Mathematically, a function \(f(x)\) is continuous at \(x = a\) if and only if:
1. The Left-Hand Limit (\(\text{LHL}\)) as \(x\) approaches \(a\) from the left equals the Right-Hand Limit (\(\text{RHL}\)) as \(x\) approaches \(a\) from the right.
2. These limits must equal the actual value of the function at that point, \(f(a)\).
Condition: \(\lim_{x \to a^-} f(x) = \lim_{x \to a^+} f(x) = f(a)\).
Step 2: Detailed Explanation:
The function is defined piecewise around the point \(x = 1\).
Step 2.1: Find the Left-Hand Limit (\(\text{LHL}\)) and \(f(1)\):
For values of \(x \leq 1\), the function follows the rule \(f(x) = x^2 + k\).
The \(\text{LHL}\) as \(x\) approaches \(1\) from the left side is:
\[ \text{LHL} = \lim_{x \to 1^-} (x^2 + k) \]
Substituting \(x = 1\):
\[ \text{LHL} = (1)^2 + k = 1 + k \]
Since the inequality includes the equal sign (\(\leq\)), \(f(1)\) is also \(1 + k\).
Step 2.2: Find the Right-Hand Limit (\(\text{RHL}\)):
For values of \(x>1\), the function follows the rule \(f(x) = 2x + 1\).

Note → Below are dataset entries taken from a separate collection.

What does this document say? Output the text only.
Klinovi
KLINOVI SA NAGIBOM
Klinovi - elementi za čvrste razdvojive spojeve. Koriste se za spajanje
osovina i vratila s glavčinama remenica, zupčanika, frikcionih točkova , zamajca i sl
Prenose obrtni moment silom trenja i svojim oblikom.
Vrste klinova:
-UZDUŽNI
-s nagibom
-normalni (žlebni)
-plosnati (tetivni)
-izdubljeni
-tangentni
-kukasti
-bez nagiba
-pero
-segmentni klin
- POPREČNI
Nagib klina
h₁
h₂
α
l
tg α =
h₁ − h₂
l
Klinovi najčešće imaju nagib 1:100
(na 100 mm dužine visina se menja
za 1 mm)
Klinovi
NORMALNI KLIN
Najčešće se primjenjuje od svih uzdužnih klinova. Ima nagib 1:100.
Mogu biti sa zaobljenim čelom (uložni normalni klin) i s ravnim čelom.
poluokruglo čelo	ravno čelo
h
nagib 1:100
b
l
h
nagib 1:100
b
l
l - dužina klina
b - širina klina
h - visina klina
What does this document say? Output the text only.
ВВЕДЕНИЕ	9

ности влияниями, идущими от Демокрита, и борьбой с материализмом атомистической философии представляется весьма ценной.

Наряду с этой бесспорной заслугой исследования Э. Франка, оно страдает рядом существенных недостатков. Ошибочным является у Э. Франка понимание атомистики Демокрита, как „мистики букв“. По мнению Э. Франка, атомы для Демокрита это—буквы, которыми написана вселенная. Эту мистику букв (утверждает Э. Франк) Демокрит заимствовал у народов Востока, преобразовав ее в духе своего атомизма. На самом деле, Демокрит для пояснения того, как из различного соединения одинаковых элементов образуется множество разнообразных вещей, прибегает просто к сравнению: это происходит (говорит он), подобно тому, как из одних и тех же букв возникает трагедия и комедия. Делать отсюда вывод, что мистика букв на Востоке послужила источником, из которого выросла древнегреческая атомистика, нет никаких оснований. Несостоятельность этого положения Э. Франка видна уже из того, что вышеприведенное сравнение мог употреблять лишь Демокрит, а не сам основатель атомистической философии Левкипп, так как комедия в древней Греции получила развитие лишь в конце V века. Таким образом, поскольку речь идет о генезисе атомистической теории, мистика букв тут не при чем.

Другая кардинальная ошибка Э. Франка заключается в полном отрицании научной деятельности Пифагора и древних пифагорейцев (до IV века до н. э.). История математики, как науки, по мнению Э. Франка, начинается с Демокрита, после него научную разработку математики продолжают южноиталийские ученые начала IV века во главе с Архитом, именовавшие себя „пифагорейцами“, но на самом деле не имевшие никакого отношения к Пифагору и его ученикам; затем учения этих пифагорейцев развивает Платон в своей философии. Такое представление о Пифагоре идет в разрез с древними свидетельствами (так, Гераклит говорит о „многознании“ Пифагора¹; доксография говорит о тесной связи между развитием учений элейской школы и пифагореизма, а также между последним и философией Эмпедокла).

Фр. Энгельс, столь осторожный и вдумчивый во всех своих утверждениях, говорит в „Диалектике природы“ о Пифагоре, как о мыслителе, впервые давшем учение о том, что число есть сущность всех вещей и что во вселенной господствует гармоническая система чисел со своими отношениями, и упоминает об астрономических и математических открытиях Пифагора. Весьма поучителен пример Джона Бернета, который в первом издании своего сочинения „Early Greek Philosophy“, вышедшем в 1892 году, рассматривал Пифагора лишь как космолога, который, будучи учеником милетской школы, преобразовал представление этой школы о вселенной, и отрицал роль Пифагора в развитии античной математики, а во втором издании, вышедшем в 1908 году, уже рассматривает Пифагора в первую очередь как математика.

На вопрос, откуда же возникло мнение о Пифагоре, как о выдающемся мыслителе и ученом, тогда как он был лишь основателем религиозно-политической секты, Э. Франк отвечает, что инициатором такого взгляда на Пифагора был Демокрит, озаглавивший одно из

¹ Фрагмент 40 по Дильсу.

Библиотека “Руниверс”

The \(\text{RHL}\) as \(x\) approaches \(1\) from the right side is:
\[ \text{RHL} = \lim_{x \to 1^+} (2x + 1) \]
Substituting \(x = 1\):
\[ \text{RHL} = 2(1) + 1 = 2 + 1 = 3 \]
Step 2.3: Equate for Continuity:
For the function to be continuous at \(x = 1\), we must have \(\text{LHL} = \text{RHL}\).
\[ 1 + k = 3 \]
Step 2.4: Solve for \(k\):
Subtract \(1\) from both sides:
\[ k = 3 - 1 \]
\[ k = 2 \]
Step 3: Final Answer:
The value of the constant \(k\) that ensures the function is continuous at \(x = 1\) is \(2\).